El teatro de Navidad

El teatro de Navidad

Dpj

03/04/2025

La Navidad es un teatro y los niños sus  actores principales. Los mayores, excusados en su felicidad, se comportan de una manera absurda. Mi historia comienza en la interminable cola del trenecito.

Aquí estoy, en un recipiente de color de rosa, en manos de un pequeñajo de doce años, pelirrojo, con la cara salpicada de pecas. La sonrisa pícara. Lleva una bolsa negra que aprieta con fuerza contra su pecho. Su tesoro. Mi instinto me dice que el viaje no será fácil. El traqueteo del tren y el bullicio de los pasajeros me ponen nervioso. Anhelo salir de mi jaula, aun sabiendo que será el principio del fin.

¡Comienza la fiesta! El recipiente se agita. El placer de sentirme en el agua termina en el momento que el pequeño desenrosca el bote. Los empujones y codazos dan paso al aire libre. Estamos en fila de a tres y hace una tarde radiante con una ligera brisa.

En mi viaje me acompañan varios camaradas antiguos. Jorge, una pompa obesa que se borra pronto de la aventura, desaparece en el pequeño anillo lanzadera. Resbala por el bote hasta caer al suelo. «¡Nunca le gustó el riesgo!». Blanca es todo lo contrario, le gusta cantar cuando vuela; disfruta del paisaje y siempre nos regala algún tema de Serrat. Hoy toca, “Lucía”.

Salgo el segundo. Mi primera imagen es la de Jorge desparramado en el suelo del trenecito. Lo miro. El mismo gesto, brazos abiertos de conformidad.

—¡Hasta la próxima! —Se despide con desgana.

Para mi alivio escapo del aparato infernal. Los viandantes se hacen diminutos. El pequeño terrorista pelirrojo agita su mano.

—¡Hasta nunca! —Le regalo una “peineta”.

La calle Ancha está abarrotada. Todos con bolsas llenas de regalos e hipocresía.
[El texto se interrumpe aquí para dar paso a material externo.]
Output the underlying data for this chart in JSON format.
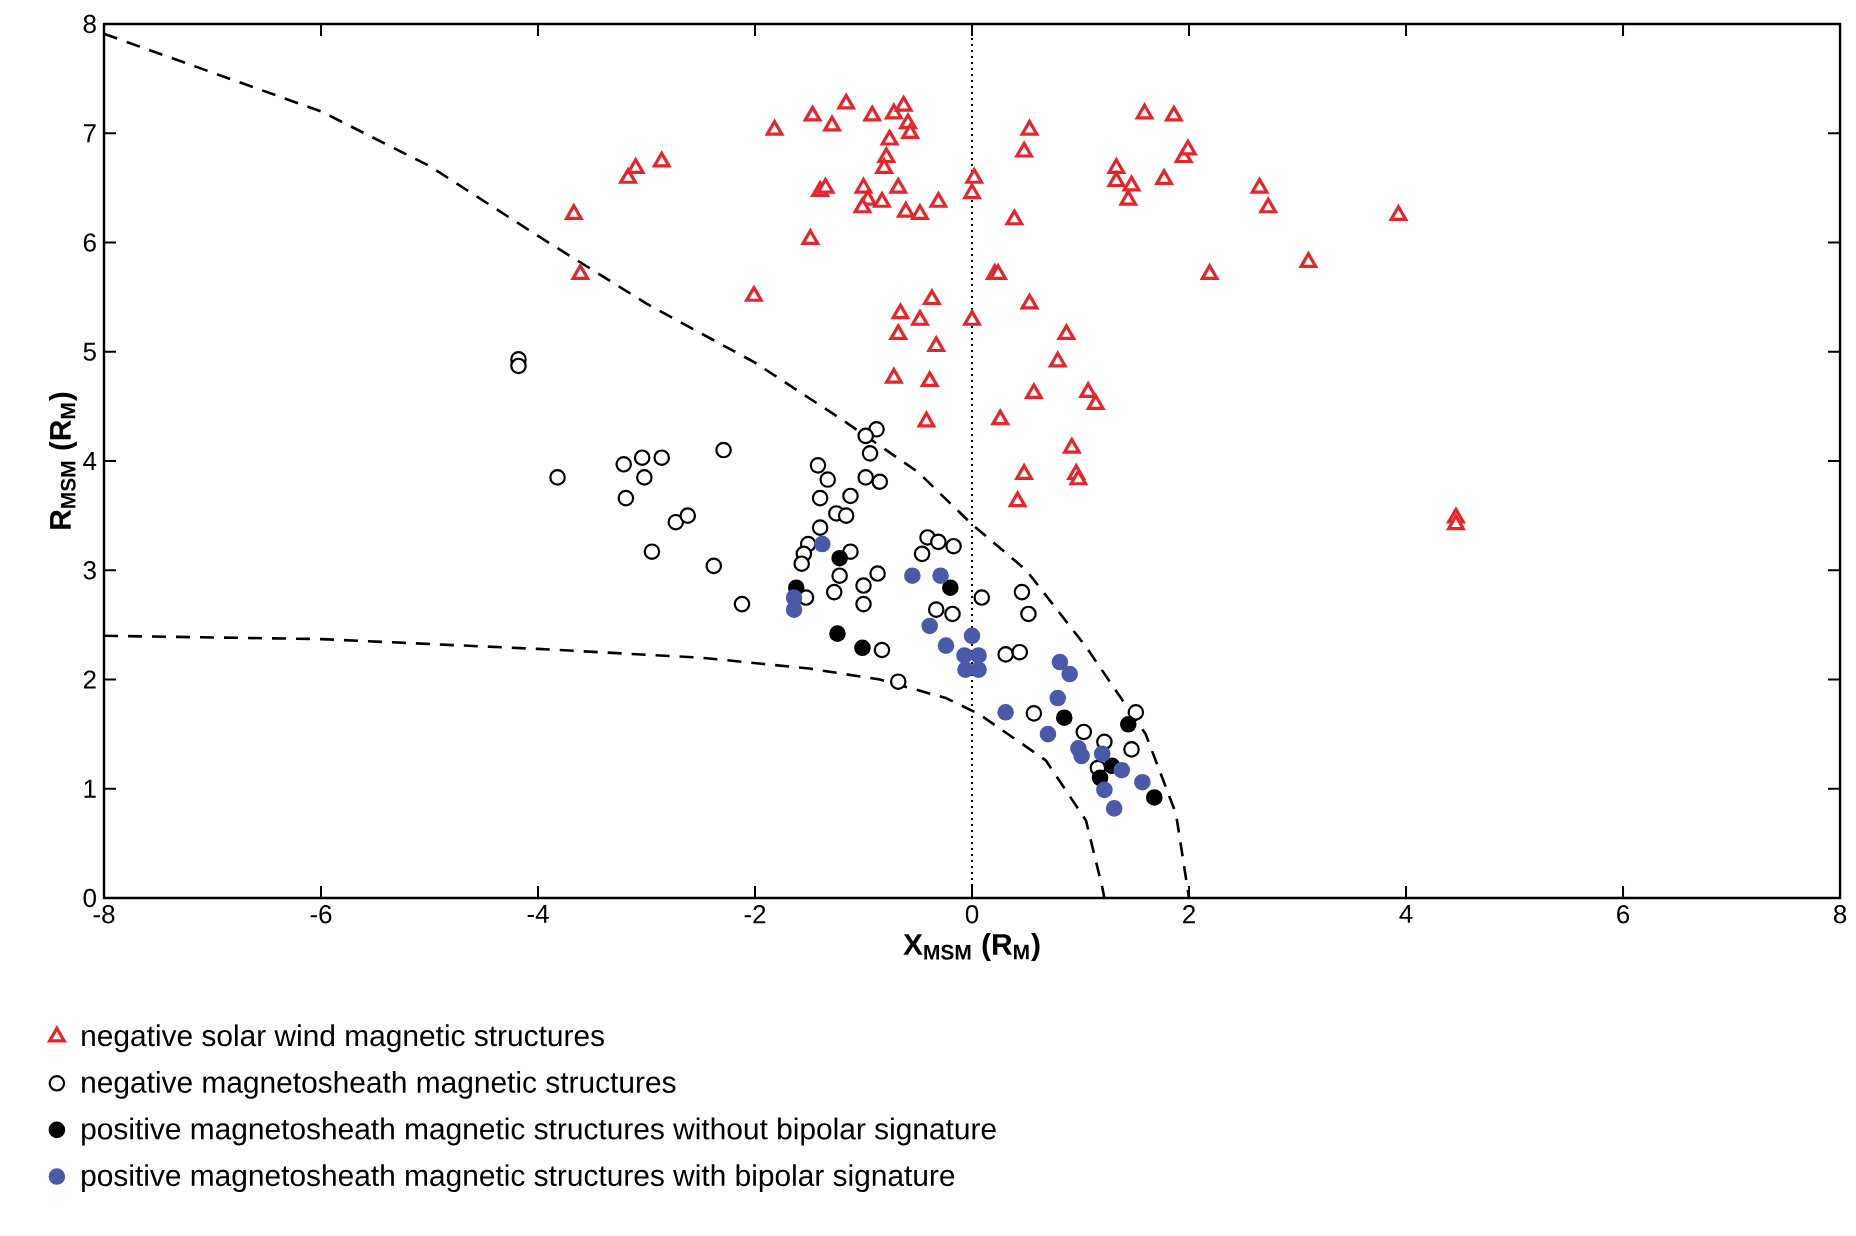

Pasean con sus mejores galas, «¡habrá que ver las peores!». Más tarde cenarán sin hambre, beberán sin sed. Vivirán sin vivir.

En la avenida hay varias sucursales bancarias. Grupos de indigentes, sentados en las puertas, escupen su realidad en mensajes escritos en un cartón. Veo como se vuelven invisibles para los transeúntes.

Una racha de viento me empuja de forma violenta hacia delante. Desembocó en la Plaza Alta. Un árbol de luces, inmenso, se cruza en mi camino. «¡Casi me desinfla!». Lo esquivo, con tan mala suerte que entró en la corriente que se dirige al mar. «Queda poco».

Agudizo los sentidos para apurar mi viaje. De repente, una enorme explosión en medio de la plaza. La onda expansiva me impulsa hacia la iglesia. Los gritos de la estampida se elevan hasta un cielo de color ocaso.

Todos huyen hacia ningún lado. Exhausto observo la escena desde la torre del campanario. En mitad del campo de batalla aparece él. Pelo cobrizo y cara salpicada de pecas. Empuña un mechero. Lo reconozco. Mi vida se queda sin hilos y resbalo por la pared de piedra. El humo de los restos de una traca de cien petardos echa el telón a mi existencia. «¡Que cierto es que la navidad es cosa de niños!